Film studio executives credit Wal-Mart's aggressive promotion and low prices with playing a major role in the recent shift toward DVD buying. Warren Lieberfarb, a former Warner Brothers executive who is considered the father of the DVD, said, "Wal-Mart now comes close to spending as much on purchasing DVD's and videos as the major studios earn from all the theaters in America."
Theatrical runs largely determine consumers' appetite for most videos and DVD's, but Wal-Mart is still important enough that studios occasionally edit special editions of their videos to meet its standards. Wal-Mart stocks some R-rated films, although a spokeswoman for the company said it carefully screens them for content and demands proof that buyers are over 17.

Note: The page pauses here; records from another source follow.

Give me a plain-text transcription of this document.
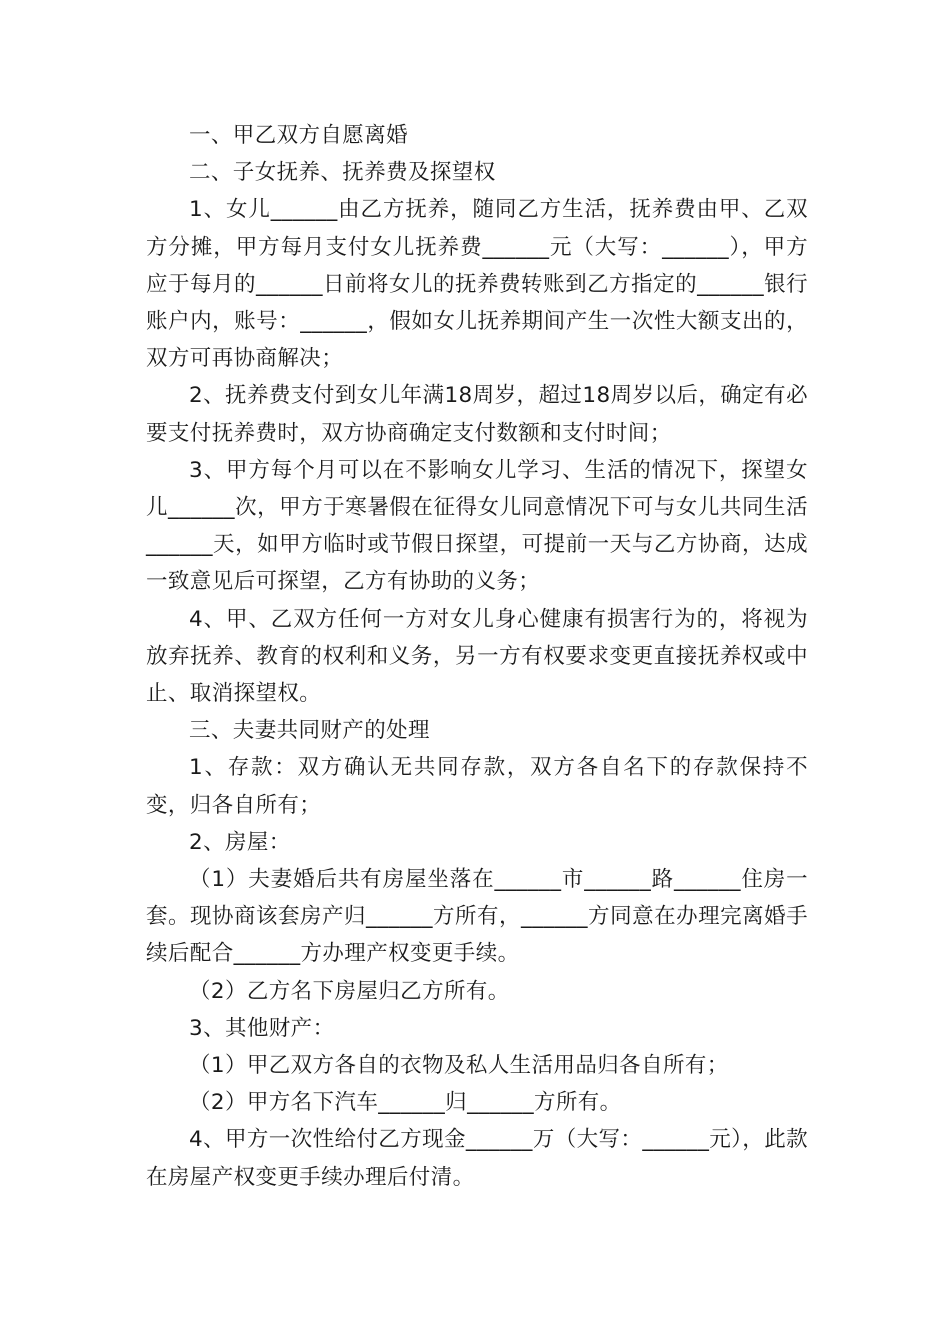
一、甲乙双方自愿离婚

二、子女抚养、抚养费及探望权

1、女儿______由乙方抚养，随同乙方生活，抚养费由甲、乙双方分摊，甲方每月支付女儿抚养费______元（大写：______），甲方应于每月的______日前将女儿的抚养费转账到乙方指定的______银行账户内，账号：______，假如女儿抚养期间产生一次性大额支出的，双方可再协商解决；

2、抚养费支付到女儿年满18周岁，超过18周岁以后，确定有必要支付抚养费时，双方协商确定支付数额和支付时间；

3、甲方每个月可以在不影响女儿学习、生活的情况下，探望女儿______次，甲方于寒暑假在征得女儿同意情况下可与女儿共同生活______天，如甲方临时或节假日探望，可提前一天与乙方协商，达成一致意见后可探望，乙方有协助的义务；

4、甲、乙双方任何一方对女儿身心健康有损害行为的，将视为放弃抚养、教育的权利和义务，另一方有权要求变更直接抚养权或中止、取消探望权。

三、夫妻共同财产的处理

1、存款：双方确认无共同存款，双方各自名下的存款保持不变，归各自所有；

2、房屋：

（1）夫妻婚后共有房屋坐落在______市______路______住房一套。现协商该套房产归______方所有，______方同意在办理完离婚手续后配合______方办理产权变更手续。

（2）乙方名下房屋归乙方所有。

3、其他财产：

（1）甲乙双方各自的衣物及私人生活用品归各自所有；

（2）甲方名下汽车______归______方所有。

4、甲方一次性给付乙方现金______万（大写：______元），此款在房屋产权变更手续办理后付清。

Wal-Mart sells an edited, R-rated version of the racy film, "Y Tu Mamá También," not the full, unrated theatrical release. Although it does not sell Eminem's music, it does sell the DVD of his movie "8 Mile," but with a cleaned-up version of an extra music video included.
At what point does the discounters' selling prowess combine with their restrictive standards to influence new work from record labels, book publishers and film studios? Their executives all call that possibility remote.
But the chains already help determine which new works receive the most attention, with a broad effect on popular culture. "That is our goal, to impact the culture of this country," said Mr. Merrell of the evangelical Big Idea Productions, maker of the VeggieTales cartoons.